Ceci étant exposé, il est intéressant de rappeler qu’en application de l’avant dernier alinéa de l’article L. 1226-12 du Code du travail, l’obligation de reclassement sera réputée satisfaite lorsque l’employeur aura proposé un emploi dans les conditions de l’article L. 1226-10 du même Code (qui viennent d’être exposées), en prenant en compte l’avis et les indications du médecin du travail.

 

Attention : les postes proposés au salarié peuvent être de qualification moindre, et incidemment de rémunération inférieure à celui qu’il occupait jusqu’alors. Il y a lieu, s’il en existe et s’ils sont compatibles avec les qualifications et réserves émises par le médecin du travail, de les proposer au salarié [43].

 

Par ailleurs, s’il en existe, l’employeur devra également proposer au salarié des emplois à pourvoir dans le cadre de contrats de travail à durée déterminée (CDD) [44].

 

Quatrième situation : le salarié est déclaré par le médecin du travail inapte à tout poste.

En pareille situation, l’employeur pourrait avoir l’immédiat réflexe d’entreprendre à l’encontre du salarié une procédure de licenciement.

Ce serait aller un peu vite.

En effet, il y a lieu tout d’abord de s’interroger sur le périmètre géographique de l’inaptitude totale du salarié à tout poste. Si cette inaptitude à tout poste vise l’entreprise, elle n’exclut donc pas que des recherches soient entreprises au sein du groupe auquel appartient l’entreprise.

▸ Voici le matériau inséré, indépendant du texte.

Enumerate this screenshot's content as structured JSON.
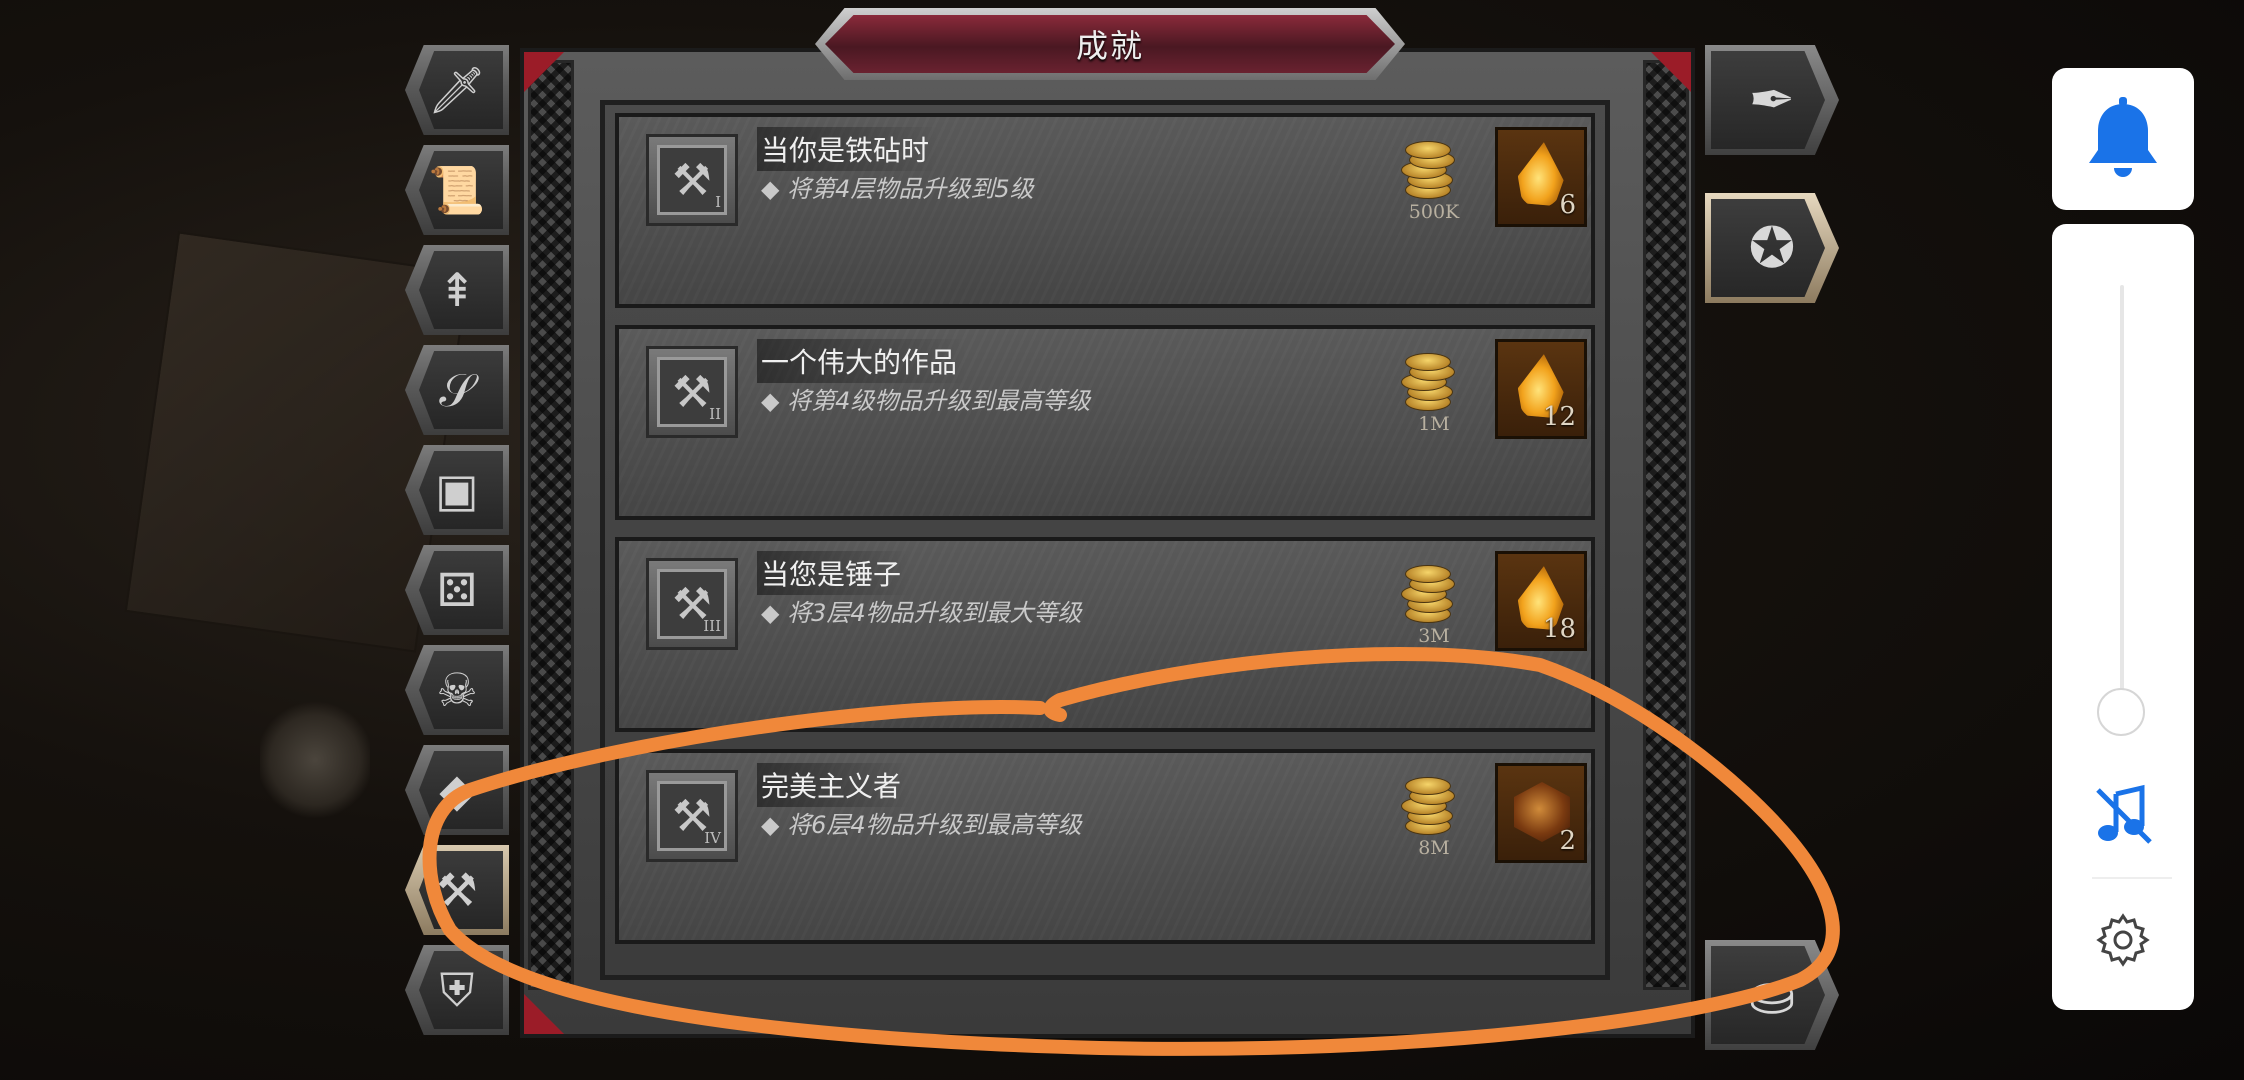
{
  "window": {
    "title": "成就"
  },
  "left_tabs": [
    {
      "icon": "sword-icon",
      "glyph": "🗡",
      "active": false
    },
    {
      "icon": "scroll-icon",
      "glyph": "📜",
      "active": false
    },
    {
      "icon": "winged-arrow-icon",
      "glyph": "⇞",
      "active": false
    },
    {
      "icon": "horn-icon",
      "glyph": "𝒮",
      "active": false
    },
    {
      "icon": "treasure-chest-icon",
      "glyph": "▣",
      "active": false
    },
    {
      "icon": "dice-icon",
      "glyph": "⚄",
      "active": false
    },
    {
      "icon": "horned-skull-icon",
      "glyph": "☠",
      "active": false
    },
    {
      "icon": "crystal-icon",
      "glyph": "◆",
      "active": false
    },
    {
      "icon": "hammer-icon",
      "glyph": "⚒",
      "active": true
    },
    {
      "icon": "armor-icon",
      "glyph": "⛨",
      "active": false
    }
  ],
  "right_tabs": [
    {
      "icon": "feather-quill-icon",
      "glyph": "✒",
      "active": false
    },
    {
      "icon": "laurel-star-icon",
      "glyph": "✪",
      "active": true
    },
    {
      "icon": "pouch-icon",
      "glyph": "⛀",
      "active": false
    }
  ],
  "achievements": [
    {
      "name": "当你是铁砧时",
      "desc": "◆ 将第4层物品升级到5级",
      "rank": "I",
      "gold": "500K",
      "reward_icon": "amber-gem-icon",
      "reward_count": "6"
    },
    {
      "name": "一个伟大的作品",
      "desc": "◆ 将第4级物品升级到最高等级",
      "rank": "II",
      "gold": "1M",
      "reward_icon": "amber-gem-icon",
      "reward_count": "12"
    },
    {
      "name": "当您是锤子",
      "desc": "◆ 将3层4物品升级到最大等级",
      "rank": "III",
      "gold": "3M",
      "reward_icon": "amber-gem-icon",
      "reward_count": "18"
    },
    {
      "name": "完美主义者",
      "desc": "◆ 将6层4物品升级到最高等级",
      "rank": "IV",
      "gold": "8M",
      "reward_icon": "orange-crystal-icon",
      "reward_count": "2"
    }
  ],
  "system_panel": {
    "notification_icon": "bell-icon",
    "music_icon": "music-off-icon",
    "settings_icon": "gear-icon",
    "volume_level": 0.08,
    "accent_color": "#1a73e8"
  },
  "annotation": {
    "color": "#f0883a",
    "shape": "hand-drawn-ellipse"
  }
}
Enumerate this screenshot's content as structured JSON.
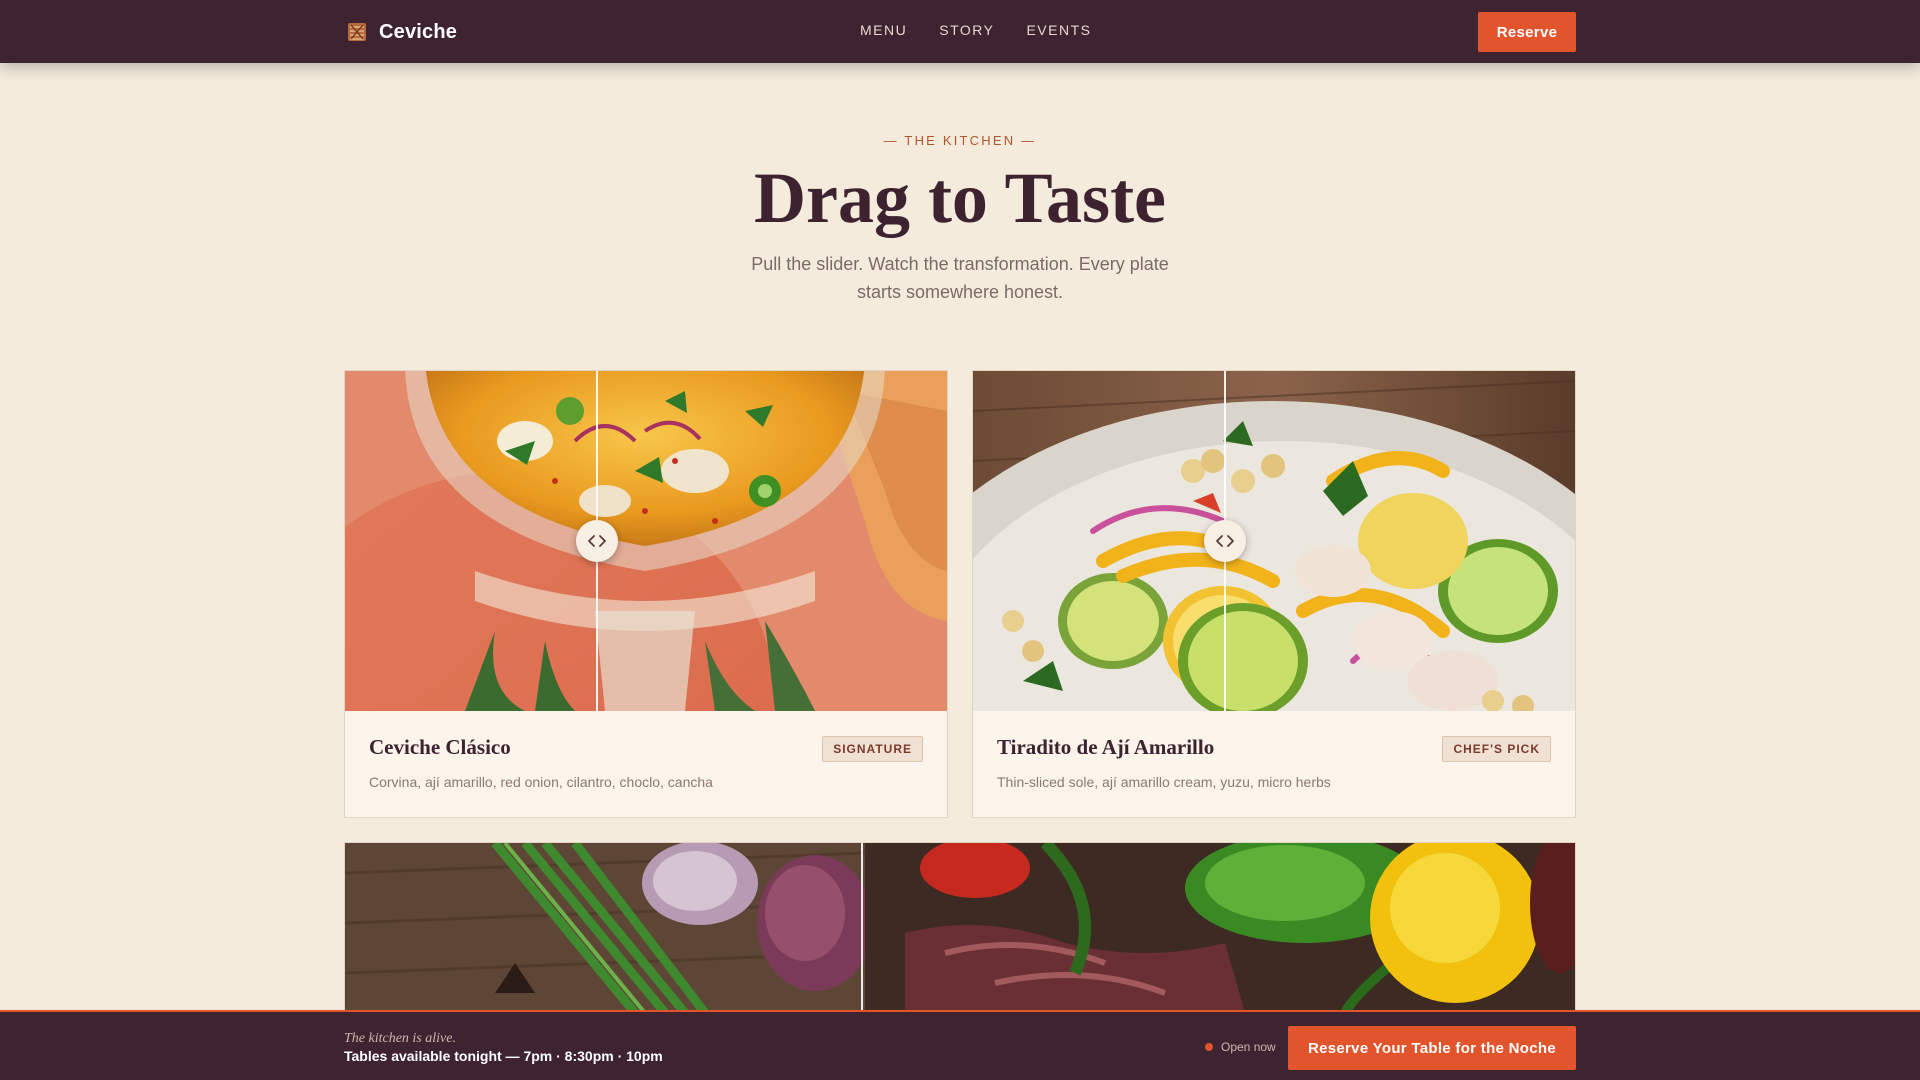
{
  "brand": {
    "name": "Ceviche",
    "icon": "ceviche-logo-icon"
  },
  "nav": {
    "links": [
      {
        "label": "MENU"
      },
      {
        "label": "STORY"
      },
      {
        "label": "EVENTS"
      }
    ],
    "reserve_label": "Reserve"
  },
  "header": {
    "eyebrow": "— THE KITCHEN —",
    "title": "Drag to Taste",
    "subtitle": "Pull the slider. Watch the transformation. Every plate starts somewhere honest."
  },
  "dishes": [
    {
      "name": "Ceviche Clásico",
      "badge": "SIGNATURE",
      "description": "Corvina, ají amarillo, red onion, cilantro, choclo, cancha",
      "slider_position": 0.42
    },
    {
      "name": "Tiradito de Ají Amarillo",
      "badge": "CHEF'S PICK",
      "description": "Thin-sliced sole, ají amarillo cream, yuzu, micro herbs",
      "slider_position": 0.42
    }
  ],
  "wide_slider": {
    "slider_position": 0.34
  },
  "bottom_bar": {
    "eyebrow": "The kitchen is alive.",
    "times": "Tables available tonight — 7pm · 8:30pm · 10pm",
    "status": "Open now",
    "cta_label": "Reserve Your Table for the Noche"
  },
  "colors": {
    "accent": "#e2552c",
    "nav_bg": "#3e2430",
    "page_bg": "#f4ebdc",
    "heading": "#3d2230"
  }
}
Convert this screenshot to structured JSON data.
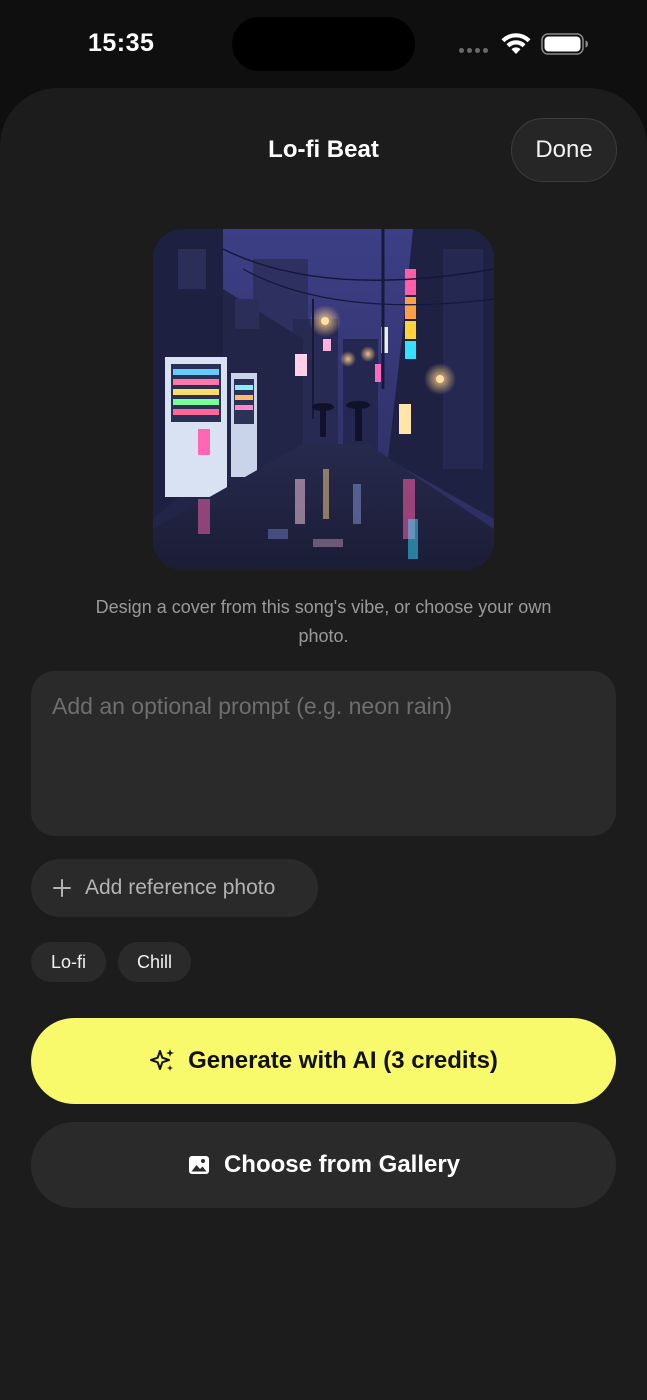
{
  "status_bar": {
    "time": "15:35",
    "signal_icon": "cellular-signal-icon",
    "wifi_icon": "wifi-icon",
    "battery_icon": "battery-icon"
  },
  "sheet": {
    "title": "Lo-fi Beat",
    "done_label": "Done"
  },
  "cover": {
    "image_icon": "rainy-neon-alley-artwork"
  },
  "caption": "Design a cover from this song's vibe, or choose your own photo.",
  "prompt": {
    "placeholder": "Add an optional prompt (e.g. neon rain)",
    "value": ""
  },
  "reference": {
    "label": "Add reference photo",
    "icon": "plus-icon"
  },
  "tags": [
    "Lo-fi",
    "Chill"
  ],
  "actions": {
    "generate_label": "Generate with AI (3 credits)",
    "generate_icon": "sparkle-icon",
    "gallery_label": "Choose from Gallery",
    "gallery_icon": "photo-icon"
  },
  "colors": {
    "accent": "#f8fa6c",
    "background": "#1c1c1c",
    "surface": "#2a2a2b"
  }
}
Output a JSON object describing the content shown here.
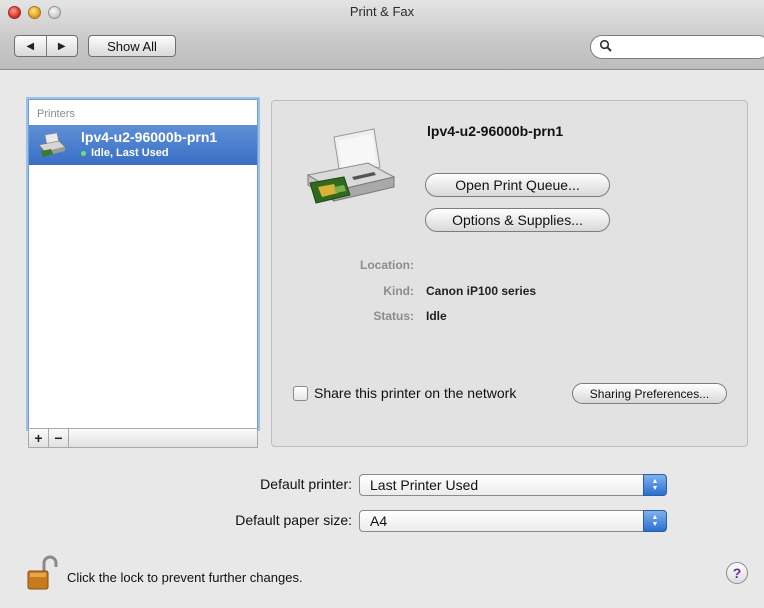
{
  "window": {
    "title": "Print & Fax"
  },
  "toolbar": {
    "back_label": "◀",
    "forward_label": "▶",
    "show_all_label": "Show All",
    "search_placeholder": "",
    "icons": {
      "back": "left-arrow-icon",
      "forward": "right-arrow-icon",
      "search": "search-icon"
    }
  },
  "printers": {
    "header": "Printers",
    "items": [
      {
        "name": "lpv4-u2-96000b-prn1",
        "status": "Idle, Last Used",
        "selected": true
      }
    ],
    "add_label": "+",
    "remove_label": "−"
  },
  "detail": {
    "name": "lpv4-u2-96000b-prn1",
    "open_queue_label": "Open Print Queue...",
    "options_label": "Options & Supplies...",
    "location_key": "Location:",
    "location_val": "",
    "kind_key": "Kind:",
    "kind_val": "Canon iP100 series",
    "status_key": "Status:",
    "status_val": "Idle",
    "share_label": "Share this printer on the network",
    "share_checked": false,
    "sharing_prefs_label": "Sharing Preferences..."
  },
  "defaults": {
    "printer_label": "Default printer:",
    "printer_value": "Last Printer Used",
    "paper_label": "Default paper size:",
    "paper_value": "A4"
  },
  "footer": {
    "lock_text": "Click the lock to prevent further changes.",
    "help_label": "?"
  },
  "colors": {
    "selection": "#3a6fc4",
    "help_glyph": "#6b2ca8"
  }
}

Il appartiendra en pareille situation d’interroger le médecin du travail sur ce que recouvre l’inaptitude physique qu’il a mentionnée dans son avis.

La question se pose également de savoir si l’employeur a l’obligation, dans un cas comme celui-ci, de solliciter l’avis des membres du CSE prévu à l’article L. 1226-10 du Code du travail dès lors que l’inaptitude à tout poste peut conduire l’employeur à ne proposer aucun poste.

 

La prudence commande cette consultation, mais l’interprétation littérale du second alinéa de l’article L. 1226-10 du Code du travail conduit à imaginer que la consultation du CSE n’est envisageable qu’en cas de proposition de reclassement concrète et effective susceptible d’être présentée au salarié.

 

Si aucun poste ne peut être proposé au salarié, l’employeur, après avoir avisé par écrit au salarié les raisons excluant son reclassement, pourra entreprendre la procédure de licenciement.

Dans les deux derniers cas, c’est-à-dire lorsque le salarié est déclaré inapte par le médecin du travail, il doit soit être reclassé dans le délai d’un mois suivant l’avis rendu par le médecin du travail, soit être licencié dans le même délai [45].

Si tel ne devait pas être le cas, le licenciement ne serait pas attaquable en soit. En revanche, il appartiendra à l’employeur, passé le délai d’un mois précité, de reprendre le salaire correspondant à l’emploi que le salarié occupait avant la suspension de son contrat de travail. Ce principe vaut y compris lorsque le salarié est déclaré par le médecin du travail inapte à tout emploi dans l’entreprise [46].

NDLR : depuis 2010, et afin d’annihiler les conséquences d’une absence de rémunération durant cette période de reclassement d’un mois, le salarié peut bénéficier, sur information du médecin du travail qui rédigera la demande, d’une indemnité temporaire d’inaptitude pendant une durée d’un mois maximum à compter de la délivrance de l’avis d’inaptitude, sous réserve de remplir les conditions d’attribution et de ne percevoir aucune rémunération au cours de cette période.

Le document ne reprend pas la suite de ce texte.